Robert Pear & Michael Cooper of the New York Times: "Millions of poor people could still be left without medical insurance under the national health care law if states take an option granted by the Supreme Court and decide not to expand their Medicaid programs..."
Pity the poor that live in a state in which a Scrooge-like governor rejects Medicaid money. Dickens's characters are alive and well in this country of mythical equality for all. Imagine, though, what fun the press and the MSM could have with this. Wouldn't these states be hung out to dry? Wouldn't there be an outrage? What governors would dare do such a thing. A reasonable person would, I'm sure, say of course, and no governor would be that cruel.
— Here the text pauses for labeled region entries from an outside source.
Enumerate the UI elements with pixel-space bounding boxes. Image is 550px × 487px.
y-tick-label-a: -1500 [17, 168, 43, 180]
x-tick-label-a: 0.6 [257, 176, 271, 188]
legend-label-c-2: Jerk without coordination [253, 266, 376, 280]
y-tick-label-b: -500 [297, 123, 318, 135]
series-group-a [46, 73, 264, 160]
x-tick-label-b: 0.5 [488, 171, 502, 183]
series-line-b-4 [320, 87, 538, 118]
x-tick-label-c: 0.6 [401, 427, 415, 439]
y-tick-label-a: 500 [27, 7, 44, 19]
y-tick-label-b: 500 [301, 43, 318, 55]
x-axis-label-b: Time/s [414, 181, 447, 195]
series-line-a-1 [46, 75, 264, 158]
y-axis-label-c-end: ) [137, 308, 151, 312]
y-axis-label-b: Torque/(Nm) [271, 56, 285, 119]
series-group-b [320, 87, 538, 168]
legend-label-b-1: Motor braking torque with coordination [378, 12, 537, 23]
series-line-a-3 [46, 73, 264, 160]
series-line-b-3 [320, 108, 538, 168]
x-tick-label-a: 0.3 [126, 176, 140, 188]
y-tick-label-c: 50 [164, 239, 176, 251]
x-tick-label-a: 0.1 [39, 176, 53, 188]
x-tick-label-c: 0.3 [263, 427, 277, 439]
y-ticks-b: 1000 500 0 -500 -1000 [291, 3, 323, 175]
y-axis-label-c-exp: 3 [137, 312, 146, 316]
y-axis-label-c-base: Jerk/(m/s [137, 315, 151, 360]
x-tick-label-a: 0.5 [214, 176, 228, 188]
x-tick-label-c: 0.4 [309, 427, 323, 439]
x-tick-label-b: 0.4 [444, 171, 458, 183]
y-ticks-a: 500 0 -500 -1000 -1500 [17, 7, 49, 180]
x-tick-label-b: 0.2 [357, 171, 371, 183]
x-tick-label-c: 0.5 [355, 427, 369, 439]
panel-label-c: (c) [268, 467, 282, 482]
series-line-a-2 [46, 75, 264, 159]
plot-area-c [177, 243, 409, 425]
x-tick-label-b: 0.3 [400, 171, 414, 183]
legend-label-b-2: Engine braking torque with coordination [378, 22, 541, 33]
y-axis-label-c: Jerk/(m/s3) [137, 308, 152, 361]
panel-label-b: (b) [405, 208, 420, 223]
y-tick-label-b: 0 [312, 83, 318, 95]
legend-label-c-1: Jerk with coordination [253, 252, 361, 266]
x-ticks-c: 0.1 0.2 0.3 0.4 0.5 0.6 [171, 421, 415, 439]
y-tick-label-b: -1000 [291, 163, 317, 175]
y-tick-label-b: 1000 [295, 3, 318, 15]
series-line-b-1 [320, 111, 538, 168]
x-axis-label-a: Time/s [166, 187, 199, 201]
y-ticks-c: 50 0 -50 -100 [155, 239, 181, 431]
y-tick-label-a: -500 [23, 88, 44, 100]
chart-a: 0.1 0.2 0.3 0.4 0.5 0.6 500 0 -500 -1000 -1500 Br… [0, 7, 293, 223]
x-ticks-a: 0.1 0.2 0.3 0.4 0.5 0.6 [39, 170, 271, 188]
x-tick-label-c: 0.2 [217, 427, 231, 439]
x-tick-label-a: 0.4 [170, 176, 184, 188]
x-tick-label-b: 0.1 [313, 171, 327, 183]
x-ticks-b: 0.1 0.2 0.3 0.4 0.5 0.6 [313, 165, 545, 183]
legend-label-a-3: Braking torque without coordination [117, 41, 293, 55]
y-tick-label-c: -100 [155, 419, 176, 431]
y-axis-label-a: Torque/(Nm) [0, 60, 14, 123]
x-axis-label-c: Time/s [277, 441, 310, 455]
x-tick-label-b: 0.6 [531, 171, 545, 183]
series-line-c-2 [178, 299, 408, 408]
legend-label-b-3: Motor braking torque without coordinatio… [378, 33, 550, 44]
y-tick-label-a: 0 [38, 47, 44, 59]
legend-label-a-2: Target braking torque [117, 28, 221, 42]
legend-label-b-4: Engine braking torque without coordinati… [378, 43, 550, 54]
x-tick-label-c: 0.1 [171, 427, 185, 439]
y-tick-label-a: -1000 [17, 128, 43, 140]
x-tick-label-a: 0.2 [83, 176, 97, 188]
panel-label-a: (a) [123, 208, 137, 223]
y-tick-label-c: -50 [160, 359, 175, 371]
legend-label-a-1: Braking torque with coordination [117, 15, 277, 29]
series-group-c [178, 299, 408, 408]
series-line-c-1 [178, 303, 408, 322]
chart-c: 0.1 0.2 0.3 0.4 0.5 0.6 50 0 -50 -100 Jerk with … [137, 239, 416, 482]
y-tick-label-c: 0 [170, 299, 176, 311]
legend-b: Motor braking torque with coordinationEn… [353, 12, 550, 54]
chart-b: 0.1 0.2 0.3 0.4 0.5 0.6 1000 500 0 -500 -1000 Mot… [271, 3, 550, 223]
Oh, how I go on––I'm almost as bad as Scotty Brown who believes he dines with Kings and Queens.
It's an interesting development, PD. Just as states give away possible tax revenue to lure companies away from other states, so the win/win in this for the Republican governors is that by turning down the Medicaid money they might be able to convince their state's less well-off people to pull up stakes and move to another state. Another social services crisis solved by Governor Bat Boy!
PD,
Unfortunately, I don't think there will be any shortage of states that will opt-out of broadened Medicaid. Let's start with Texas who has the most greatest percentage of uninsured citizens (25%) and follow up with Marie's home, Florida. But the one I want to watch is New Jersey. Let's see what Christy will do.